Monday, 8 July 2013

Spot the Frippet: pollex.

Unless you know a word for something you can't think about it.

Or so some foolish people say.

That's clearly not true (what's the word for the taste of ice cream that's just beginning to melt at the edges in the sun?) but it's certainly true that knowing a word for something brings it to the attention.

I've never thought about pollices (neat plural, huh?), but now I realise they're all around me.

And what are they?

A pollex is a lizard's thumb.

Or a bird's thumb, for that matter; or a frog's, or a fox's.
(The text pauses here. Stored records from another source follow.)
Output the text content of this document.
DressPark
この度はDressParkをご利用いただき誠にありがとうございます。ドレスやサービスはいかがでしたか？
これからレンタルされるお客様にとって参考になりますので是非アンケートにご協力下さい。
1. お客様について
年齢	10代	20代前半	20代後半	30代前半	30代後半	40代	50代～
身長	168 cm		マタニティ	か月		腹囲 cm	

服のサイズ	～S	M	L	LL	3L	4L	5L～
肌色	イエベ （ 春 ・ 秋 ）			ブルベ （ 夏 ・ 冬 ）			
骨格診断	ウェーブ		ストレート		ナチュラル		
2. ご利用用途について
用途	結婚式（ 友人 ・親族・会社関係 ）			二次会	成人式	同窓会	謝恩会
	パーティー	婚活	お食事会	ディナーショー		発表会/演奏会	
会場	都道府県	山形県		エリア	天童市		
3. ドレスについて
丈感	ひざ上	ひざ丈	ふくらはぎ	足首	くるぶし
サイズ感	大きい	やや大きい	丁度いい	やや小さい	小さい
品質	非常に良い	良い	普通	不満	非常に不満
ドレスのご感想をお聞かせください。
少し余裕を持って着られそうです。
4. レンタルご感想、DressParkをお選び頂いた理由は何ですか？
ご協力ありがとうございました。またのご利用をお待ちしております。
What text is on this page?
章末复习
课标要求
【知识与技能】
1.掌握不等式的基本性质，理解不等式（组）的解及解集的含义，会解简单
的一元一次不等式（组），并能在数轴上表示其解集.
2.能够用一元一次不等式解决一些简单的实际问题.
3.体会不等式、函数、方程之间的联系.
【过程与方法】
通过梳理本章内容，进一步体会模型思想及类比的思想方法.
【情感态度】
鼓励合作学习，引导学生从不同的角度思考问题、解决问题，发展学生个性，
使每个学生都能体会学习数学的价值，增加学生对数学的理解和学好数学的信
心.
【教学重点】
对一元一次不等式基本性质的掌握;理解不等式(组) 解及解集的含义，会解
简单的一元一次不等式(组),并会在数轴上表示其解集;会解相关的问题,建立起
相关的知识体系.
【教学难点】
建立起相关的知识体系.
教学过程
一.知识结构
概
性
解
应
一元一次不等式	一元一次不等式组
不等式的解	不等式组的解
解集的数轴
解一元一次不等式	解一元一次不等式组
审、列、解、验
Okay, birds and frogs and foxes and lizards don't actually have thumbs as we know them, but a pollux is the inside digit on the forelimb of any animal that has...er...well, digits on its forelimbs. (Yes, yes, I know birds don't have forelimbs: a bird's pollices are hidden inside its wings).

But the pollices of lots of animals are plainly visible.


A possum, displaying its pollices.

That goes for gorillas, dogs - and you, too.


Though this is a bonobo.

I feel rather pleased and proud, myself.

Spot the frippet. This is so easy that perhaps we ought to be spotting a pollex on a different species of animal from us. Pollex is the Latin for thumb.

Pollex gives us the lovely adjective pollical.